O Tribunal Superior do Trabalho e a insustentável doutrina da “greve política”

Regiane de Moura Macedo e Alexandre Henrique Podadera De Chiara

Fonte: Conjur
Data original da publicação: 18/02/2019

No último dia 11, a Seção de Dissídios Coletivos do Tribunal Superior do Trabalho proferiu decisão em que considerou abusiva a greve contra a privatização de empresas do sistema Eletrobras, deflagrada em junho de 2018. Abrindo a divergência que acabou vencendo a sessão, o ministro Ives Gandra afirmou que “não cabe discutirmos greve quando não está em jogo um conflito entre empresa e trabalhadores, mas entre trabalhadores e governo”[1], julgando abusiva a greve de trabalhadores contra a privatização de empresas estatais, por considerá-la política.

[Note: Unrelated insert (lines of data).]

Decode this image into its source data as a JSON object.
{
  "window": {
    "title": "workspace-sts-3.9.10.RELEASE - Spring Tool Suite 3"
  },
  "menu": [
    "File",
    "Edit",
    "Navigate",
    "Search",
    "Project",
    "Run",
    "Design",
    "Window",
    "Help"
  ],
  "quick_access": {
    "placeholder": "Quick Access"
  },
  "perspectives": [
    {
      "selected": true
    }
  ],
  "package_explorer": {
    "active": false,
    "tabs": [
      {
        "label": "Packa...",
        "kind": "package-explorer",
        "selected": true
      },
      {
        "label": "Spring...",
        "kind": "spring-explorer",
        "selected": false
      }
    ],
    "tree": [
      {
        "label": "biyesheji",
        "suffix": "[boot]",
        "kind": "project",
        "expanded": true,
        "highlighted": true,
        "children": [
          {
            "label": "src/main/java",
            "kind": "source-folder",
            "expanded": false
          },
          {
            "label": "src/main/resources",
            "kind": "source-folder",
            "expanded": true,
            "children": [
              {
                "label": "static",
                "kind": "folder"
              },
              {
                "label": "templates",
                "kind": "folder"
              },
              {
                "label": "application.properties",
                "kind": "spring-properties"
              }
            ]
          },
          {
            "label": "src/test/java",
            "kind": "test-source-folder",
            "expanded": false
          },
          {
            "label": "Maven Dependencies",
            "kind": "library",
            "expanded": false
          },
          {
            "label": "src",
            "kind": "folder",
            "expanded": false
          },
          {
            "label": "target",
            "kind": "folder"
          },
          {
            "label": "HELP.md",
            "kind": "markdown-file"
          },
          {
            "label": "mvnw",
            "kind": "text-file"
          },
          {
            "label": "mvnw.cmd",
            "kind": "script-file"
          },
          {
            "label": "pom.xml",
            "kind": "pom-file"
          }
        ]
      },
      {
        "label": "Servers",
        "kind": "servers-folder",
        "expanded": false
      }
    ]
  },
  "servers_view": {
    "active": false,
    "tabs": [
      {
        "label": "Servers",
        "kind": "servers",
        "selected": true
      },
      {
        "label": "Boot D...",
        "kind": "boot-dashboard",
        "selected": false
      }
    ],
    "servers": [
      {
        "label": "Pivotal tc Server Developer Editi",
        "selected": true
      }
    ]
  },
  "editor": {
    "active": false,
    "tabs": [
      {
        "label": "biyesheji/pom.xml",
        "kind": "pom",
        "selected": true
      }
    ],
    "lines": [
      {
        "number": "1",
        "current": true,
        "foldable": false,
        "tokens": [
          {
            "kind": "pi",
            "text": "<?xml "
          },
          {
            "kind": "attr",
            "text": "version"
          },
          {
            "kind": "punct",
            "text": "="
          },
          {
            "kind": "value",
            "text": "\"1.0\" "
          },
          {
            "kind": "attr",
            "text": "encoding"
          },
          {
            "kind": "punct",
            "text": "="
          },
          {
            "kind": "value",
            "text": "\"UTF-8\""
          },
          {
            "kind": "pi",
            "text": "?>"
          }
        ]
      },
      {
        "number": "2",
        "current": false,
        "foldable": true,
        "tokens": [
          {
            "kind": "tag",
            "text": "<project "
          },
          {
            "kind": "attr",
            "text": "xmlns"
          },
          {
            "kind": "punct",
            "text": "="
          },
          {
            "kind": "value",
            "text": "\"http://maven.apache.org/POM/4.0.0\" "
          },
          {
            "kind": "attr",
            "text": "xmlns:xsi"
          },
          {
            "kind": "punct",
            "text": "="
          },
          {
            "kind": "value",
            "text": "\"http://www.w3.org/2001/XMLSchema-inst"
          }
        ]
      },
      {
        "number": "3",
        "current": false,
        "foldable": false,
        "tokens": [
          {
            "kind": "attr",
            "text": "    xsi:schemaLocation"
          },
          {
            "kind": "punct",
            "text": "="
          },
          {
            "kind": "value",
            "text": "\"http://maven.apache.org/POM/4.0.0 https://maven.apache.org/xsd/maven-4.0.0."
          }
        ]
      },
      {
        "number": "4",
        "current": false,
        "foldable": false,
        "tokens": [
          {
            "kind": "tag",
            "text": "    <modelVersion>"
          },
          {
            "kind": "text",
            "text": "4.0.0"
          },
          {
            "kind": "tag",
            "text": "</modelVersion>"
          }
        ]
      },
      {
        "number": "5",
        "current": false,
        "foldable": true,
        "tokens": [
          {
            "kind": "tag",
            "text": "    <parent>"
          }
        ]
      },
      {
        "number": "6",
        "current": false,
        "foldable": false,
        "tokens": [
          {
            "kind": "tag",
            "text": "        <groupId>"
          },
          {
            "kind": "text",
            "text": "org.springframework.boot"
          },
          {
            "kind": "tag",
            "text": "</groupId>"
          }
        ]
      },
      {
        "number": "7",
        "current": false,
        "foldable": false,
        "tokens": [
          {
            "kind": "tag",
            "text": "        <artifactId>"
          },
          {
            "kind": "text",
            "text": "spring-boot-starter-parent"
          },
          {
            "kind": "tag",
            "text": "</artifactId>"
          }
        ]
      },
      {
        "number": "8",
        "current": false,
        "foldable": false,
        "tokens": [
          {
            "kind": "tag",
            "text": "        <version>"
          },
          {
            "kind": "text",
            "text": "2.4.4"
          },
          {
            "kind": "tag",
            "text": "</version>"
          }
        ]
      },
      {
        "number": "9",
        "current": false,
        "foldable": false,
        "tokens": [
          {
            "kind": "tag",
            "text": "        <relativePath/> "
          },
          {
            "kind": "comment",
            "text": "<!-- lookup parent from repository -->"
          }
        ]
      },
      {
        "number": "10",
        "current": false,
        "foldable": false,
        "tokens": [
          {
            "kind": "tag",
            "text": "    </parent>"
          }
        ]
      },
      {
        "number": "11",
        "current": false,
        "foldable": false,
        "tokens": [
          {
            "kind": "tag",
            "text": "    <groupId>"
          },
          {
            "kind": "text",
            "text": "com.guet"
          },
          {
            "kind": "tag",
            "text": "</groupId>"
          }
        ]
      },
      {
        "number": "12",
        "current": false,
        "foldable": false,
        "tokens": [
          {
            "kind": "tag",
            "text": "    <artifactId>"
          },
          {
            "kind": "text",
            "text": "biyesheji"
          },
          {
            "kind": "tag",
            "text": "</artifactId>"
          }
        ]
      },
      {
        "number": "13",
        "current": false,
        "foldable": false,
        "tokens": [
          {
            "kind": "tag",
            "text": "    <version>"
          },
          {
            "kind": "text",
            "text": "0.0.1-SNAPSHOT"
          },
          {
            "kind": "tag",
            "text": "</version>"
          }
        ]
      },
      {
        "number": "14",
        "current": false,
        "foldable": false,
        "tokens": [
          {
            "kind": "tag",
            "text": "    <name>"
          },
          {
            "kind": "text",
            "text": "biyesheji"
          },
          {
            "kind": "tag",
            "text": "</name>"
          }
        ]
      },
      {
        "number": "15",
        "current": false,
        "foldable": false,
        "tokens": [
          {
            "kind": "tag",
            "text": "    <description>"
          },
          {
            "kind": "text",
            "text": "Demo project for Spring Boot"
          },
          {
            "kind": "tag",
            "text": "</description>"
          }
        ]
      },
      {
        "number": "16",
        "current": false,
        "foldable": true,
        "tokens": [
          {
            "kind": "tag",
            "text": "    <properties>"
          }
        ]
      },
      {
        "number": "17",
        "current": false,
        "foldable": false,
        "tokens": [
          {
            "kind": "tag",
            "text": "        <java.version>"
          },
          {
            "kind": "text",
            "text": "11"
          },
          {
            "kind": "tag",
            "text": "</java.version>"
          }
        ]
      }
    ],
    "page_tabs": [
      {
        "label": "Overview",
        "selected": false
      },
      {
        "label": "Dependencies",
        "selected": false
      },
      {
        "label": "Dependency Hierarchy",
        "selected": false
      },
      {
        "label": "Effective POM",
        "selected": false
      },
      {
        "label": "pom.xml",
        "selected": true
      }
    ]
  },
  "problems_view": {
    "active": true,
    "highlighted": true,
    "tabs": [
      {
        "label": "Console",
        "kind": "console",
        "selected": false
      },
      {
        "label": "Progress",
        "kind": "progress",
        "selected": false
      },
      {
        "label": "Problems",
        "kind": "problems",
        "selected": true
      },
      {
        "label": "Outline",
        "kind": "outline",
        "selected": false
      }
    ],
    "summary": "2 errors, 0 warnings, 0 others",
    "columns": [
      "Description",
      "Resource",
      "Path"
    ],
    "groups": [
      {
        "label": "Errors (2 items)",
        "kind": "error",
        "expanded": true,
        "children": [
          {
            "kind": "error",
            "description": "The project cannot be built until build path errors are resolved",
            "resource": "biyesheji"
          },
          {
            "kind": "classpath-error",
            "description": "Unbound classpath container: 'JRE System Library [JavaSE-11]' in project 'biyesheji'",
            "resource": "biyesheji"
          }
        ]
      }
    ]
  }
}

O centro da argumentação reside na compreensão de que a greve, como instituto jurídico, somente é oponível face ao empregador, devendo restringir-se a reivindicações econômicas e sociais imediatas, pertinentes ao contrato de trabalho.

Partindo de uma leitura estritamente dogmática, temos que, ao contrário do posicionamento expresso no voto divergente, que acabou vencendo a sessão, o ordenamento pátrio não impõe a restrição criada pelo TST à pauta grevista. O artigo 9º da Constituição Federal é enfático em preconizar que “é assegurado o direito de greve, competindo aos trabalhadores decidir sobre a oportunidade de exercê-lo e sobre os interesses que devam por meio dele defender”.

Trata-se um direito assegurado no título II da Constituição da República, pertinente aos direitos e garantias fundamentais, de modo que a hermenêutica jurídica em relação ao alcance do direito de greve é, mesmo sob o ponto de vista legal, norteada pela busca da maior efetividade, não cabendo, então, interpretação restritiva, quiçá inovação de seus termos.

A questão foi enfrentada outrora pelo Supremo Tribunal Federal[2], posicionando-se no sentido de que a Constituição da República não impôs restrições quanto ao tipo de greve, bem como pelo próprio Tribunal Superior do Trabalho[3], que entendeu que não poderia considerar como política a paralisação de funcionários de um banco contra a mudança de estrutura e natureza jurídica da instituição, porque, ainda que indiretamente, seria uma greve trabalhista.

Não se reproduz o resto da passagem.